We got all the way through drinks, dinner and dessert with no problems what so ever. I was beginning to think I had been depriving myself of grown up adult social time these past four months for nothing! The check came and Chris offered to pay (yay!). My mom was holding Eloise while we were waiting for the change to come back when Chris notice that little Miss Eloise had some poop running down her leg…

At first me and Robert were actually really excited about the poop. She had been very constipated the last two weeks and hadn’t pooped in four days.

I very quickly realized that this was not something to be excited about when it was already DRIPPING in the time it took me to get out of my chair and around the table to get her.

That old guy who just told me fifteen minutes earlier that she truly was the most beautiful baby he had ever seen avoided making eye contact with me. Some kid behind us was seriously yelling for his mommy to look and see how gross my child was.
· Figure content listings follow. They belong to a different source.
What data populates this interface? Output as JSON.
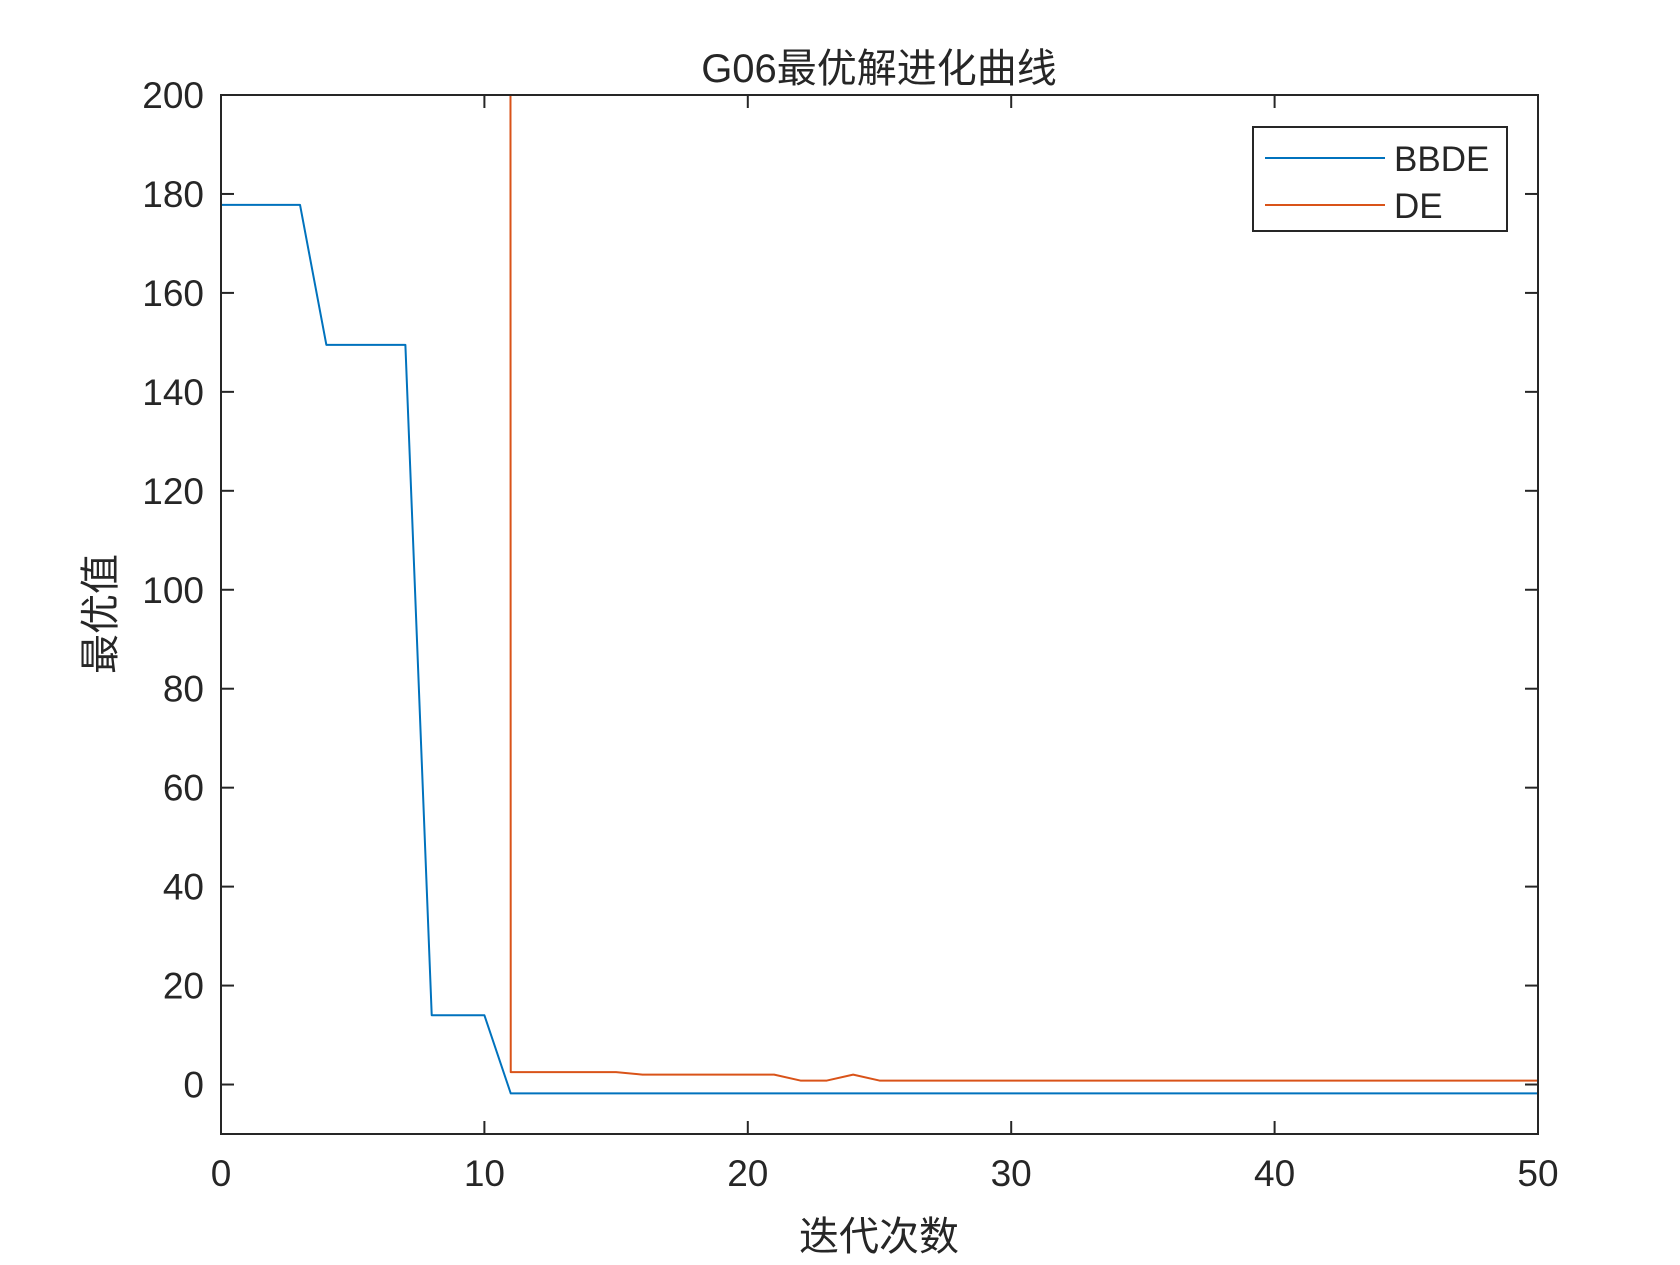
{
  "chart_data": {
    "type": "line",
    "title": "G06最优解进化曲线",
    "xlabel": "迭代次数",
    "ylabel": "最优值",
    "xlim": [
      0,
      50
    ],
    "ylim": [
      -10,
      200
    ],
    "x_ticks": [
      0,
      10,
      20,
      30,
      40,
      50
    ],
    "y_ticks": [
      0,
      20,
      40,
      60,
      80,
      100,
      120,
      140,
      160,
      180,
      200
    ],
    "grid": false,
    "legend_position": "top-right",
    "series": [
      {
        "name": "BBDE",
        "color": "#0072BD",
        "x": [
          0,
          1,
          2,
          3,
          4,
          5,
          6,
          7,
          8,
          9,
          10,
          11,
          12,
          13,
          14,
          15,
          16,
          17,
          18,
          19,
          20,
          21,
          22,
          23,
          24,
          25,
          26,
          27,
          28,
          29,
          30,
          31,
          32,
          33,
          34,
          35,
          36,
          37,
          38,
          39,
          40,
          41,
          42,
          43,
          44,
          45,
          46,
          47,
          48,
          49,
          50
        ],
        "y": [
          177.8,
          177.8,
          177.8,
          177.8,
          149.5,
          149.5,
          149.5,
          149.5,
          14,
          14,
          14,
          -1.8,
          -1.8,
          -1.8,
          -1.8,
          -1.8,
          -1.8,
          -1.8,
          -1.8,
          -1.8,
          -1.8,
          -1.8,
          -1.8,
          -1.8,
          -1.8,
          -1.8,
          -1.8,
          -1.8,
          -1.8,
          -1.8,
          -1.8,
          -1.8,
          -1.8,
          -1.8,
          -1.8,
          -1.8,
          -1.8,
          -1.8,
          -1.8,
          -1.8,
          -1.8,
          -1.8,
          -1.8,
          -1.8,
          -1.8,
          -1.8,
          -1.8,
          -1.8,
          -1.8,
          -1.8,
          -1.8
        ]
      },
      {
        "name": "DE",
        "color": "#D95319",
        "x": [
          10.99,
          11,
          12,
          13,
          14,
          15,
          16,
          17,
          18,
          19,
          20,
          21,
          22,
          23,
          24,
          25,
          26,
          27,
          28,
          29,
          30,
          31,
          32,
          33,
          34,
          35,
          36,
          37,
          38,
          39,
          40,
          41,
          42,
          43,
          44,
          45,
          46,
          47,
          48,
          49,
          50
        ],
        "y": [
          200,
          2.5,
          2.5,
          2.5,
          2.5,
          2.5,
          2,
          2,
          2,
          2,
          2,
          2,
          0.8,
          0.8,
          2,
          0.8,
          0.8,
          0.8,
          0.8,
          0.8,
          0.8,
          0.8,
          0.8,
          0.8,
          0.8,
          0.8,
          0.8,
          0.8,
          0.8,
          0.8,
          0.8,
          0.8,
          0.8,
          0.8,
          0.8,
          0.8,
          0.8,
          0.8,
          0.8,
          0.8,
          0.8
        ]
      }
    ]
  }
}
I was pretty sure everyone in the place was staring at us. It was worse then my worst nightmare! Eloise, meanwhile, was as happy as a clam. She kept grabbing herself and smearing poop all over. It only got worse from there.

I wrapped her in her burp rag, grabbed the diaper bag and ran to the bathroom. For such a big restaurant they only had a one man bathroom. I had to wait in line behind two other women, all the while with baby poop flowing from Eloise. When I finally got into the bathroom I discovered they had no baby changing table. Yeah. No baby changing table table. Just perfect.

I tried to set up her changing mat on the floor, which kind of worked. She has recently mastered the art of rolling over, which was something I temporarily forgot. As soon as I set her on the mat she rolled right off. On to a public bathroom floor.

Yeah.

The poop was everywhere by this point.

Her beautiful new dress was ruined.

I resisted the urge to cry.

In the end I stripped her down and gave her a full blow bath in the sink of this restaurant. At first I kind of felt bad, but then I was like, “Should have had a freaking baby changing table! Serves you right!” I threw out her stinky poopy diaper and burp rag right in their garbage can without wrapping them in a plastic baggie (I want to sound bad ass and revenge-y, but actually I ran out).

The whole ordeal in the bathroom took almost fifteen minutes. As I walked out of the bathroom, past the line of angry looking women, I held my head high. The bizarre twist of fate and lack of changing table had made me indignant. Let them scoff at me. I am a mother. With the cutest baby in the world (who, by the way, never once cried).

Today is my first Mother’s Day.

Its not just a greeting card holiday. It takes a lot to be a mom- a lot more then I had ever realized. I sure as heck appreciate my own mother much more now.